Se você não acredita que esses quatro homens são os melhores amigos, você não vai acreditar no filme. Esse é o principal desafio, entre muitos outros, para as quatro pistas em Regina King estreia na direção de longa-metragem “One Night in Miami”. É um filme surpreendentemente bem-humorado – baseado nas conversas reveladoras que esses homens instigam – sobre amizade, transições que alteram a vida e a esperança compartilhada pela libertação negra.

Adaptado por Poderes de Kemp ' de sua peça de mesmo nome, ' Uma noite em Miami ” segue quatro das maiores megaestrelas negras da década de 1960: Cassius Clay ( Eli Gore ), Malcolm X ( Kingsley Ben-Adir ), Jim Brown ( Aldis Hodge ) e Sam Cooke (Leslie Odom Jr), enquanto celebram a vitória de Clay em 1964 sobre Sonny Liston pelo título dos pesos pesados ​​do boxe. Cada homem chega ao quarto de hotel de Miami em uma encruzilhada em sua vida. Clay está prestes a se converter à Nação do Islã enquanto Malcolm está de saída. Brown deve decidir entre um filme ou uma carreira no futebol. Cooke considera o preço do sucesso nas paradas mainstream, ou decidido pelos brancos.

O cenário principal do filme, um quarto de motel, é uma barbearia metafórica. Piadas correm livremente, e o roteiro de Powers é preenchido com o tipo de piadas que você nunca deixaria um estranho escapar. Os tópicos que vêm a tona atingem com menos facilidade. Os temperamentos inflamados aquecem as lâminas verbais a um calor que corta tão fundo, com tanta precisão, que só seria sustentável se os homens fossem os amigos mais próximos. King evita artifícios biográficos e orienta cuidadosamente seus atores, com o quarteto de Odom Jr., Ben-Adir, Hodge e Goree alcançando um nível de conforto que nos faz pensar em voz alta se eles não eram irmãos há muito perdidos. Sua solidariedade não é apenas tangível fora da tela, é inquebrável também.



Em uma discussão solta, mas animada, RogerEbert.com conversou com os quatro protagonistas de “One Night in Miami”, sobre o poder de ter Regina King como diretora, a importância de interpretar essas figuras históricas e os laços que cada ator compartilha entre si.

“One Night in Miami” é fortemente dependente da camaradagem que os quatro personagens compartilham.

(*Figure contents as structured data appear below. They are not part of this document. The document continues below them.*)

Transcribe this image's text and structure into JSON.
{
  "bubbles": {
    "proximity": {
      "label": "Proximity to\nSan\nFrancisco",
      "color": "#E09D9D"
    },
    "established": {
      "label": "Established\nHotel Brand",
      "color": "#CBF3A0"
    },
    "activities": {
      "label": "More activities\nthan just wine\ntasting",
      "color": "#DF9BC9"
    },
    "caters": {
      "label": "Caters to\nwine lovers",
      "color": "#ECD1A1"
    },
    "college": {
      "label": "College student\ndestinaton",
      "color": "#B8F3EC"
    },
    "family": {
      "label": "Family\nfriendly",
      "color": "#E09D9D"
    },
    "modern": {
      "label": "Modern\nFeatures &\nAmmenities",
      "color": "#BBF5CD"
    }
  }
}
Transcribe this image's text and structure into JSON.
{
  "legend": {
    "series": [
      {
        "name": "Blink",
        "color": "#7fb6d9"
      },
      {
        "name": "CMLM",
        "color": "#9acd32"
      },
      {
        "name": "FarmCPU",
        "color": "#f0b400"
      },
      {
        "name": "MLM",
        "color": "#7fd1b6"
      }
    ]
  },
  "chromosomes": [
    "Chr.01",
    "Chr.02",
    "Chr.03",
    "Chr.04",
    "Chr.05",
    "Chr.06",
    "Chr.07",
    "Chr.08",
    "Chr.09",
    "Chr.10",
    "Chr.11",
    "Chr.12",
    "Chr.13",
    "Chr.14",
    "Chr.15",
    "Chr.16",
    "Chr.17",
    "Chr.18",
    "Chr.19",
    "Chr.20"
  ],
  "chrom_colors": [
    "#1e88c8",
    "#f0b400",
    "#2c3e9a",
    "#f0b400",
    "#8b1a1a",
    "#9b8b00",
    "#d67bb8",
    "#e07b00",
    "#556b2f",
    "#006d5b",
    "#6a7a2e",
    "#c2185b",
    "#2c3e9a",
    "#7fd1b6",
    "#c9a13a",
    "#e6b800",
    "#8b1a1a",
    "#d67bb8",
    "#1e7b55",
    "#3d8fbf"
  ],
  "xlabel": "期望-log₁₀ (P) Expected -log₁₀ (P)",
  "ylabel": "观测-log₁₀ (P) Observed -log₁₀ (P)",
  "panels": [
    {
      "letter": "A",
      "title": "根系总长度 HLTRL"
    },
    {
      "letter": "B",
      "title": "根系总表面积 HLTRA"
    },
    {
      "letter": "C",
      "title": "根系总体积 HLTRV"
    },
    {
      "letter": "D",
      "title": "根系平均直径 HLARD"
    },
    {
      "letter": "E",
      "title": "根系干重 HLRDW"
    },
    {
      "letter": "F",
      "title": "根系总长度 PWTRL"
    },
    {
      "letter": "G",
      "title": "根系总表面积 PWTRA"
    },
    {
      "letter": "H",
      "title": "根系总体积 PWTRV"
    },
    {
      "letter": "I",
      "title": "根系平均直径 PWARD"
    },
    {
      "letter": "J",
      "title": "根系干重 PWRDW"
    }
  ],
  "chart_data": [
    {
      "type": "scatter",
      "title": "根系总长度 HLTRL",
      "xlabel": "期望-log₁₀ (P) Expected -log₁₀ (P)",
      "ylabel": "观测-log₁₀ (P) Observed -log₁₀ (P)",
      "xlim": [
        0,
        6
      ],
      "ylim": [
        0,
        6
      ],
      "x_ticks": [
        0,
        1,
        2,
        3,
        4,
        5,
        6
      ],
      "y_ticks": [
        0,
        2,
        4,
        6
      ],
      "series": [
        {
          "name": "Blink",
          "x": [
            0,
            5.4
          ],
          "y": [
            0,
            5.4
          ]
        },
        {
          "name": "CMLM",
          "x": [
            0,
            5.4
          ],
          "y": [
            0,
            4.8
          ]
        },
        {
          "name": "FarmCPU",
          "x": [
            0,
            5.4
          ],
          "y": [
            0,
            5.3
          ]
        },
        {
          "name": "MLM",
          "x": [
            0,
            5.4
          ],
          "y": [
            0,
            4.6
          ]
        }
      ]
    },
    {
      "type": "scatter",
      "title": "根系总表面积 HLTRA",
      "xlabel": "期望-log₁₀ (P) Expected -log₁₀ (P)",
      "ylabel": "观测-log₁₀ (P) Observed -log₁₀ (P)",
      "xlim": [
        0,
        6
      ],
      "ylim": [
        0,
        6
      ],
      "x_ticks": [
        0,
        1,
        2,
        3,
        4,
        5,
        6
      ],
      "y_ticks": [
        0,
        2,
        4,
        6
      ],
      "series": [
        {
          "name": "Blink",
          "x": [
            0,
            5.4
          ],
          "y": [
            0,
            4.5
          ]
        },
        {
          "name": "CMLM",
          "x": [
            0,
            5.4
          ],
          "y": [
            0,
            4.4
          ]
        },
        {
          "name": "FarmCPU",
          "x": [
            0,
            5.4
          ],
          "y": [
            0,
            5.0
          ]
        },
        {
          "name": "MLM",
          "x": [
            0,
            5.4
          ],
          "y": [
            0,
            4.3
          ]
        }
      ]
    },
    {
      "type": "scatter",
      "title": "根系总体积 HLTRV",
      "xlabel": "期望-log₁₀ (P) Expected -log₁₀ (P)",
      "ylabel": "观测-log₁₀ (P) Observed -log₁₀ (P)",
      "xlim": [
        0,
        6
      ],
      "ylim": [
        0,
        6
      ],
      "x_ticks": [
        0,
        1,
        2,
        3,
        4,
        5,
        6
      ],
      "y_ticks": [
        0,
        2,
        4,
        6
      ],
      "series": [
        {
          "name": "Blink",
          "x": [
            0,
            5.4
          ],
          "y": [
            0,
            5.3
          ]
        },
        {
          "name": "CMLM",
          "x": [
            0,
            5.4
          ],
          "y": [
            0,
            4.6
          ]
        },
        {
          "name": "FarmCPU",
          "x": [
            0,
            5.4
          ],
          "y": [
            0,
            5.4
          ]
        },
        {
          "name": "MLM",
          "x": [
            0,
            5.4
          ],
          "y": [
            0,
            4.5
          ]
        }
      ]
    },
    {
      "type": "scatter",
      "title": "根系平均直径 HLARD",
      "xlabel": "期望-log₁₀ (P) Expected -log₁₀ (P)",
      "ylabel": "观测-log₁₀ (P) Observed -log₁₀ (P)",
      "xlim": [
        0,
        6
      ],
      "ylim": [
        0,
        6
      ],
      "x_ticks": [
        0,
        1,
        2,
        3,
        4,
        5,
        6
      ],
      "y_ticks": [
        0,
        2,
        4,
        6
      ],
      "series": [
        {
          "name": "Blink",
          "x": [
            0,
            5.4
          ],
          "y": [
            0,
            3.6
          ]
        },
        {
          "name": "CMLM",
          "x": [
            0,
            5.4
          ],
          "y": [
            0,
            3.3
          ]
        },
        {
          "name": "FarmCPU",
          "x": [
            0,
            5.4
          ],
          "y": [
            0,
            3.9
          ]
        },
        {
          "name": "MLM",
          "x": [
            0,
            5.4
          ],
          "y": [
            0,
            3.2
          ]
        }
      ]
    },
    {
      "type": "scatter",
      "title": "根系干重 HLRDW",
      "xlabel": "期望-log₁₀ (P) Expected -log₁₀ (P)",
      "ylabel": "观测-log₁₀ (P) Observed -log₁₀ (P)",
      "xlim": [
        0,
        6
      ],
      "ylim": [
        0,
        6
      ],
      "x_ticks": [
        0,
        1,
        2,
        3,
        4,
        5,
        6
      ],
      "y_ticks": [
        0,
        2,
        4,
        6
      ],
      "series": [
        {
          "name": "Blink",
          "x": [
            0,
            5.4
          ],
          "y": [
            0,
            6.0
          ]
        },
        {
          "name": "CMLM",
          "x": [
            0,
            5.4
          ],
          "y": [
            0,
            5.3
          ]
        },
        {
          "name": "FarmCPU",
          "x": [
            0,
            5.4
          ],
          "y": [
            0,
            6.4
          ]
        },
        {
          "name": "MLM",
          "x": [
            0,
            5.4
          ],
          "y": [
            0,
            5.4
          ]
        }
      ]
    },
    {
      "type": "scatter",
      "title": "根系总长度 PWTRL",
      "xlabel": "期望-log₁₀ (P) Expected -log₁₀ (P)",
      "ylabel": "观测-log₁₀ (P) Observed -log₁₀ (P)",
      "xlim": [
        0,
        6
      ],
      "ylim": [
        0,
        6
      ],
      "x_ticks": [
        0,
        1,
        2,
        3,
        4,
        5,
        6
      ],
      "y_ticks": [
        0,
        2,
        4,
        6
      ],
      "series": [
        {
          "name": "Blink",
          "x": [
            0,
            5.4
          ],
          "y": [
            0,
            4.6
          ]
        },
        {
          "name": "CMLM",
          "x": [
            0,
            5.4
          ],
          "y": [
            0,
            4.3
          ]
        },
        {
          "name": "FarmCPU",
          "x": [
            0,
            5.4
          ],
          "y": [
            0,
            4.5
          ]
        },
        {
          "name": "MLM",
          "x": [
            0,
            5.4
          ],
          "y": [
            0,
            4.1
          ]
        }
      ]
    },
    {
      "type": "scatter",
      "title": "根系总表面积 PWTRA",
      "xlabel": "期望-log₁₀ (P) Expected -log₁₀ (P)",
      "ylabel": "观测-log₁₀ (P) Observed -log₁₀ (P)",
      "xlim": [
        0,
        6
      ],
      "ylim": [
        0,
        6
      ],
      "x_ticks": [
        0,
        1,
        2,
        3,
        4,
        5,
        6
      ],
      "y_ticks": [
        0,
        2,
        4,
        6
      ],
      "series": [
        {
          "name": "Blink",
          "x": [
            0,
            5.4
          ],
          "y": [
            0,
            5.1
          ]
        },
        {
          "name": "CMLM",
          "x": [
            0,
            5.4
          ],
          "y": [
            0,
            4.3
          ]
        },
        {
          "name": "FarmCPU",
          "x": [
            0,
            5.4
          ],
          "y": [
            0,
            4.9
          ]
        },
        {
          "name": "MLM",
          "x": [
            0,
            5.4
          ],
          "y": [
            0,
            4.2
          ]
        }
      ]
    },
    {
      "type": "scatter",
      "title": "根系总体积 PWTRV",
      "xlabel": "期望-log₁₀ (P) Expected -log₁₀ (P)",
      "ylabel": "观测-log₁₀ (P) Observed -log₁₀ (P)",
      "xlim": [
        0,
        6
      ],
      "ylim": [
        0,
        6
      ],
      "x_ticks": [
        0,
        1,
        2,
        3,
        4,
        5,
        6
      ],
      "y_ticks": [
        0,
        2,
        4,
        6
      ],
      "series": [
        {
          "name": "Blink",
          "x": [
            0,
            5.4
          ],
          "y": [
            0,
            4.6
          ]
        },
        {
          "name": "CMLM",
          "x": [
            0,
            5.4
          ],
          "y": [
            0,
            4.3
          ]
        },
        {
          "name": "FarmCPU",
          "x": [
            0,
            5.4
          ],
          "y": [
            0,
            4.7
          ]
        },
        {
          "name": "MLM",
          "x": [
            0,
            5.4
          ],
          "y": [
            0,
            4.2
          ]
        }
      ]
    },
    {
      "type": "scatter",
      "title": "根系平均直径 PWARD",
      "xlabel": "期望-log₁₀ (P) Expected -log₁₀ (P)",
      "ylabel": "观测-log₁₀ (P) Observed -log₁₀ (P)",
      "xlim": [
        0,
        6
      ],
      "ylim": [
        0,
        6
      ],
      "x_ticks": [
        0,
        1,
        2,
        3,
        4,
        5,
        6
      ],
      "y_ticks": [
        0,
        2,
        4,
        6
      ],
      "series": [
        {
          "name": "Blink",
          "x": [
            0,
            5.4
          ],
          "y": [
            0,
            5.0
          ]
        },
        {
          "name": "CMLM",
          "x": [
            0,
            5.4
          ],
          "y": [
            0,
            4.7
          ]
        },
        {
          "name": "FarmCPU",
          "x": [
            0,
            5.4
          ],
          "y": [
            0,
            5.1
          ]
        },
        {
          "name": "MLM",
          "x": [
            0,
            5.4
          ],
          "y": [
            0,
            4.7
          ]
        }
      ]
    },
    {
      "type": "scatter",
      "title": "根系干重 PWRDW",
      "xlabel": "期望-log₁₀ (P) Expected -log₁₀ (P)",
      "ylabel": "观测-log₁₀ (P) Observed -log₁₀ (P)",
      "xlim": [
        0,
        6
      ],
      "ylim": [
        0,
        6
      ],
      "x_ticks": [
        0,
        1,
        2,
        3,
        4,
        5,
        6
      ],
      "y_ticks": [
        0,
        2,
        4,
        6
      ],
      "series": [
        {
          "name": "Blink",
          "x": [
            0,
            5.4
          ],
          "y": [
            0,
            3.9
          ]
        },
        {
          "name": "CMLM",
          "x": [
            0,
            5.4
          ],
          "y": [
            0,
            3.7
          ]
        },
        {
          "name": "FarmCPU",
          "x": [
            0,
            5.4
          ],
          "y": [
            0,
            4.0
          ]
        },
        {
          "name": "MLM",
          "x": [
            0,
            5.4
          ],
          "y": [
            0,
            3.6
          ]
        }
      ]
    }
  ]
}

Como você traduziu essa proximidade no roteiro no set?

ALDIS HODGE : Eu aprecio você notar isso. Não tivemos muito tempo de preparação. Era simplesmente: mãos à obra. O que você viu foram muitos artistas que estão se dedicando aos seus papéis e nós realmente tentamos trazer isso à tona. Então foi uma corrida louca. Ficamos em um modo constante de agitação e pesquisando e certificando-nos de que estávamos realmente discando para esses personagens, porque sabemos o quão importante esse filme realmente é.

KINGSLEY I-NAME : Eu só ia dizer, eu gosto dessa conversa fluente. Qual é a resposta verdadeira para isso? Leslie. Porque nos perguntam muito isso. As pessoas perguntam: “Como você não fez uma caricatura?” Bem, eu não sei. Foi só um acaso?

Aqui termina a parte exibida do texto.